Cuando se inscribió para la primera edición del Hackathon – el Hackathon MIT Media Lab –, la diseñadora Isa Almeida aún no imaginaba cuánto la maratón de prototipado cambiaría su vida. Isa tuvo su proyecto seleccionado en el Hackathon y pasó seis meses prototipando en el Media Lab del Instituto de Tecnología de Massachusetts (MIT). Ella, que siempre hizo diseño con el objetivo de encontrar soluciones, adquirió, a partir de esta experiencia, una nueva forma de enfrentar desafíos y problemas con el uso de la tecnología.
La diseñadora afirma que la propuesta del Hackathon era todo lo que ella quería: comprensión del proceso a través de los ojos del usuario. Para ella, describir todas las sensaciones que tuvo durante el proceso es una tarea muy difícil. “Cuando llegamos para la inmersión, con los consultores, estábamos muy emocionadas. Teníamos varias ideas en la cabeza. Entonces nos pusieron en grupos diferentes y entramos en pánico. ¿Cómo sería con nuevas personas y proyectos?”, recuerda.
Sobre la experiencia en el MIT, Isa cuenta que fue como si siempre estuviera dentro de una nube de ideas. “No puedes y ni quieres salir de esta nube. Las ideas aparecen todo el tiempo”, explica. Ella conocía la institución solo por libros y revistas, pero lo que encontró en el Media Lab superó incluso sus más altas expectativas. “No fue la estructura del MIT lo que me intimidó, sino la calidad de las personas, el profesionalismo, el compromiso con el trabajo, la voluntad de crecer y estar cerca de personas que creían que podían cambiar el mundo. Y están cambiando el mundo. Para mí, eso fue sensacional”, celebra. Ella aún afirma que pensaba que este tipo de cosas no eran para ella, pero hoy cree que es para todo el mundo. “Todo el mundo que tiene interés y curiosidad”, completa.
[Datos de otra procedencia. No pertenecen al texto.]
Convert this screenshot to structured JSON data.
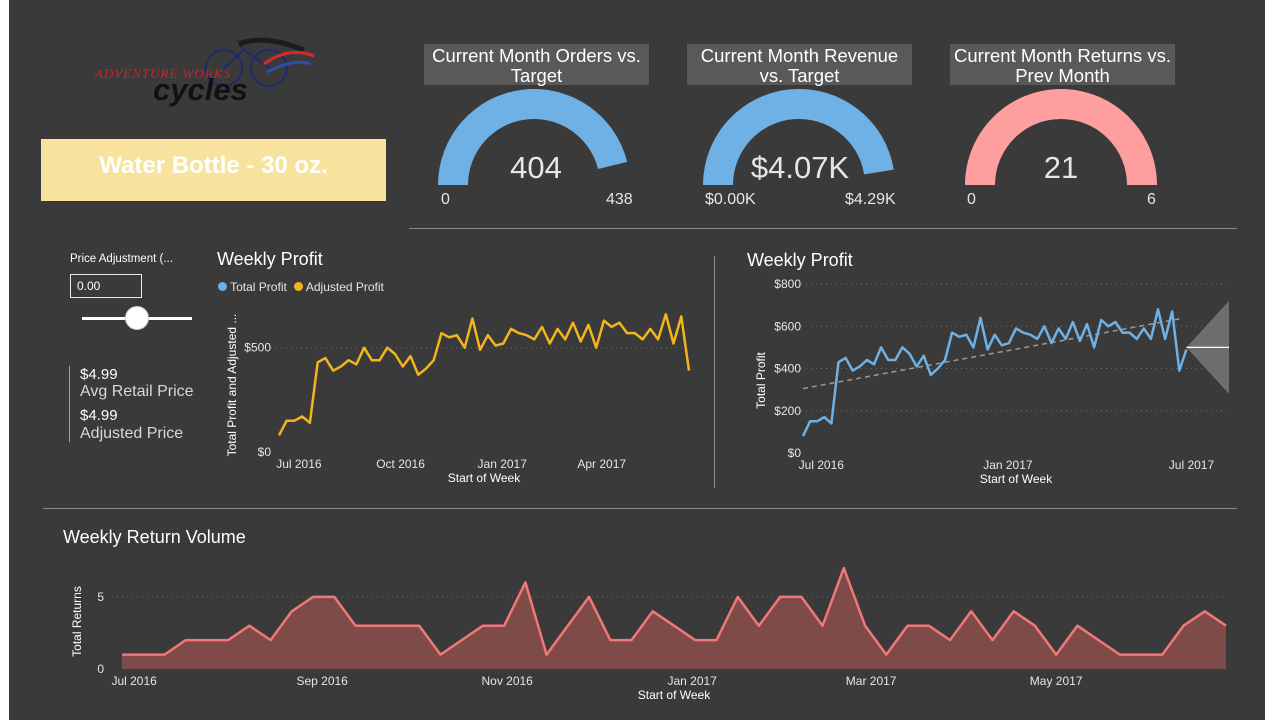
{
  "colors": {
    "background": "#3a3a3a",
    "orders_gauge": "#6fb1e4",
    "revenue_gauge": "#6fb1e4",
    "returns_gauge": "#ff9e9e",
    "banner": "#f8e39e",
    "adjusted_line": "#f2b51e",
    "total_line": "#6fb1e4",
    "returns_line": "#f07878",
    "returns_fill": "#7f4b48"
  },
  "logo": {
    "line1": "ADVENTURE WORKS",
    "line2": "cycles"
  },
  "banner": {
    "text": "Water Bottle - 30 oz."
  },
  "slicer": {
    "label": "Price Adjustment (...",
    "value": "0.00",
    "slider_fraction": 0.5
  },
  "cards": {
    "avg_retail_value": "$4.99",
    "avg_retail_label": "Avg Retail Price",
    "adjusted_value": "$4.99",
    "adjusted_label": "Adjusted Price"
  },
  "gauges": [
    {
      "title": "Current Month Orders vs. Target",
      "value_label": "404",
      "min_label": "0",
      "max_label": "438",
      "value": 404,
      "max": 438
    },
    {
      "title": "Current Month Revenue vs. Target",
      "value_label": "$4.07K",
      "min_label": "$0.00K",
      "max_label": "$4.29K",
      "value": 4.07,
      "max": 4.29
    },
    {
      "title": "Current Month Returns vs. Prev Month",
      "value_label": "21",
      "min_label": "0",
      "max_label": "6",
      "value": 21,
      "max": 6
    }
  ],
  "chart_data": [
    {
      "type": "line",
      "title": "Weekly Profit",
      "legend": [
        "Total Profit",
        "Adjusted Profit"
      ],
      "xlabel": "Start of Week",
      "ylabel": "Total Profit and Adjusted ...",
      "x_ticks": [
        "Jul 2016",
        "Oct 2016",
        "Jan 2017",
        "Apr 2017"
      ],
      "y_ticks": [
        "$0",
        "$500"
      ],
      "ylim": [
        0,
        700
      ],
      "x_range": [
        "2016-06-13",
        "2017-06-19"
      ],
      "x": [
        "2016-06-13",
        "2016-06-20",
        "2016-06-27",
        "2016-07-04",
        "2016-07-11",
        "2016-07-18",
        "2016-07-25",
        "2016-08-01",
        "2016-08-08",
        "2016-08-15",
        "2016-08-22",
        "2016-08-29",
        "2016-09-05",
        "2016-09-12",
        "2016-09-19",
        "2016-09-26",
        "2016-10-03",
        "2016-10-10",
        "2016-10-17",
        "2016-10-24",
        "2016-10-31",
        "2016-11-07",
        "2016-11-14",
        "2016-11-21",
        "2016-11-28",
        "2016-12-05",
        "2016-12-12",
        "2016-12-19",
        "2016-12-26",
        "2017-01-02",
        "2017-01-09",
        "2017-01-16",
        "2017-01-23",
        "2017-01-30",
        "2017-02-06",
        "2017-02-13",
        "2017-02-20",
        "2017-02-27",
        "2017-03-06",
        "2017-03-13",
        "2017-03-20",
        "2017-03-27",
        "2017-04-03",
        "2017-04-10",
        "2017-04-17",
        "2017-04-24",
        "2017-05-01",
        "2017-05-08",
        "2017-05-15",
        "2017-05-22",
        "2017-05-29",
        "2017-06-05",
        "2017-06-12",
        "2017-06-19"
      ],
      "series": [
        {
          "name": "Adjusted Profit",
          "values": [
            80,
            150,
            150,
            170,
            140,
            430,
            450,
            390,
            410,
            440,
            420,
            500,
            440,
            440,
            500,
            470,
            410,
            460,
            370,
            400,
            440,
            570,
            550,
            560,
            500,
            640,
            490,
            560,
            510,
            520,
            590,
            570,
            560,
            540,
            600,
            520,
            590,
            540,
            620,
            530,
            610,
            500,
            630,
            600,
            620,
            570,
            570,
            540,
            590,
            540,
            660,
            520,
            650,
            390
          ]
        }
      ]
    },
    {
      "type": "line",
      "title": "Weekly Profit",
      "xlabel": "Start of Week",
      "ylabel": "Total Profit",
      "x_ticks": [
        "Jul 2016",
        "Jan 2017",
        "Jul 2017"
      ],
      "y_ticks": [
        "$0",
        "$200",
        "$400",
        "$600",
        "$800"
      ],
      "ylim": [
        0,
        800
      ],
      "x_range": [
        "2016-06-13",
        "2017-08-07"
      ],
      "trendline": [
        {
          "x": "2016-06-13",
          "y": 305
        },
        {
          "x": "2017-06-19",
          "y": 635
        }
      ],
      "forecast": {
        "x_start": "2017-06-26",
        "x_end": "2017-08-07",
        "value": 500,
        "upper": 720,
        "lower": 280
      },
      "x": [
        "2016-06-13",
        "2016-06-20",
        "2016-06-27",
        "2016-07-04",
        "2016-07-11",
        "2016-07-18",
        "2016-07-25",
        "2016-08-01",
        "2016-08-08",
        "2016-08-15",
        "2016-08-22",
        "2016-08-29",
        "2016-09-05",
        "2016-09-12",
        "2016-09-19",
        "2016-09-26",
        "2016-10-03",
        "2016-10-10",
        "2016-10-17",
        "2016-10-24",
        "2016-10-31",
        "2016-11-07",
        "2016-11-14",
        "2016-11-21",
        "2016-11-28",
        "2016-12-05",
        "2016-12-12",
        "2016-12-19",
        "2016-12-26",
        "2017-01-02",
        "2017-01-09",
        "2017-01-16",
        "2017-01-23",
        "2017-01-30",
        "2017-02-06",
        "2017-02-13",
        "2017-02-20",
        "2017-02-27",
        "2017-03-06",
        "2017-03-13",
        "2017-03-20",
        "2017-03-27",
        "2017-04-03",
        "2017-04-10",
        "2017-04-17",
        "2017-04-24",
        "2017-05-01",
        "2017-05-08",
        "2017-05-15",
        "2017-05-22",
        "2017-05-29",
        "2017-06-05",
        "2017-06-12",
        "2017-06-19",
        "2017-06-26"
      ],
      "series": [
        {
          "name": "Total Profit",
          "values": [
            80,
            150,
            150,
            170,
            140,
            430,
            450,
            390,
            410,
            440,
            420,
            500,
            440,
            440,
            500,
            470,
            410,
            460,
            370,
            400,
            440,
            570,
            550,
            560,
            500,
            640,
            490,
            560,
            510,
            520,
            590,
            570,
            560,
            540,
            600,
            520,
            590,
            540,
            620,
            530,
            610,
            500,
            630,
            600,
            620,
            570,
            570,
            540,
            590,
            540,
            680,
            540,
            670,
            390,
            490
          ]
        }
      ]
    },
    {
      "type": "area",
      "title": "Weekly Return Volume",
      "xlabel": "Start of Week",
      "ylabel": "Total Returns",
      "x_ticks": [
        "Jul 2016",
        "Sep 2016",
        "Nov 2016",
        "Jan 2017",
        "Mar 2017",
        "May 2017"
      ],
      "y_ticks": [
        "0",
        "5"
      ],
      "ylim": [
        0,
        7
      ],
      "x_range": [
        "2016-06-27",
        "2017-06-26"
      ],
      "x": [
        "2016-06-27",
        "2016-07-04",
        "2016-07-11",
        "2016-07-18",
        "2016-07-25",
        "2016-08-01",
        "2016-08-08",
        "2016-08-15",
        "2016-08-22",
        "2016-08-29",
        "2016-09-05",
        "2016-09-12",
        "2016-09-19",
        "2016-09-26",
        "2016-10-03",
        "2016-10-10",
        "2016-10-17",
        "2016-10-24",
        "2016-10-31",
        "2016-11-07",
        "2016-11-14",
        "2016-11-21",
        "2016-11-28",
        "2016-12-05",
        "2016-12-12",
        "2016-12-19",
        "2016-12-26",
        "2017-01-02",
        "2017-01-09",
        "2017-01-16",
        "2017-01-23",
        "2017-01-30",
        "2017-02-06",
        "2017-02-13",
        "2017-02-20",
        "2017-02-27",
        "2017-03-06",
        "2017-03-13",
        "2017-03-20",
        "2017-03-27",
        "2017-04-03",
        "2017-04-10",
        "2017-04-17",
        "2017-04-24",
        "2017-05-01",
        "2017-05-08",
        "2017-05-15",
        "2017-05-22",
        "2017-05-29",
        "2017-06-05",
        "2017-06-12",
        "2017-06-19",
        "2017-06-26"
      ],
      "series": [
        {
          "name": "Total Returns",
          "values": [
            1,
            1,
            1,
            2,
            2,
            2,
            3,
            2,
            4,
            5,
            5,
            3,
            3,
            3,
            3,
            1,
            2,
            3,
            3,
            6,
            1,
            3,
            5,
            2,
            2,
            4,
            3,
            2,
            2,
            5,
            3,
            5,
            5,
            3,
            7,
            3,
            1,
            3,
            3,
            2,
            4,
            2,
            4,
            3,
            1,
            3,
            2,
            1,
            1,
            1,
            3,
            4,
            3
          ]
        }
      ]
    }
  ]
}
La experiencia también cambió la visión que la diseñadora tenía de Natura. “Cuando vimos a Natura incorporando innovación y tecnología en el producto, preocupada por la comprensión del usuario y participando de esta explosión cultural y revolución tecnológica que ocurre hoy, en el universo maker, comenzamos a tener otra percepción de la marca”, declara.
Karen Assanome, colaboradora de Natura desde hace seis años, también participó de la maratón y cree que este fue el mejor evento en el que ha participado en la empresa. El objetivo de la experiencia era contribuir con la idea de traer una nueva experiencia para el consumidor de Natura. Para ella, el punto más importante, antes de la construcción de las ideas, fue el calentamiento que Natura preparó. “Todas las inspiraciones y charlas fueron excelentes para calentar los motores y estimularnos a poner manos a la obra”, evalúa.
Según Karen, lo que más despertó su deseo de participar en el Hackathon fue la propuesta de ampliar la experiencia del consumidor conectando cosméticos y tecnología y su curiosidad particular en el área de innovación tecnológica. “Esta esencia trae un significado diferente para los productos”, afirma.
La experiencia también trajo una convivencia con universos, personas, experticias y culturas diferentes. Una carga que no se pierde y que, según Karen, terminó siendo, al final de cuentas, “un gran regalo proporcionado por Natura”.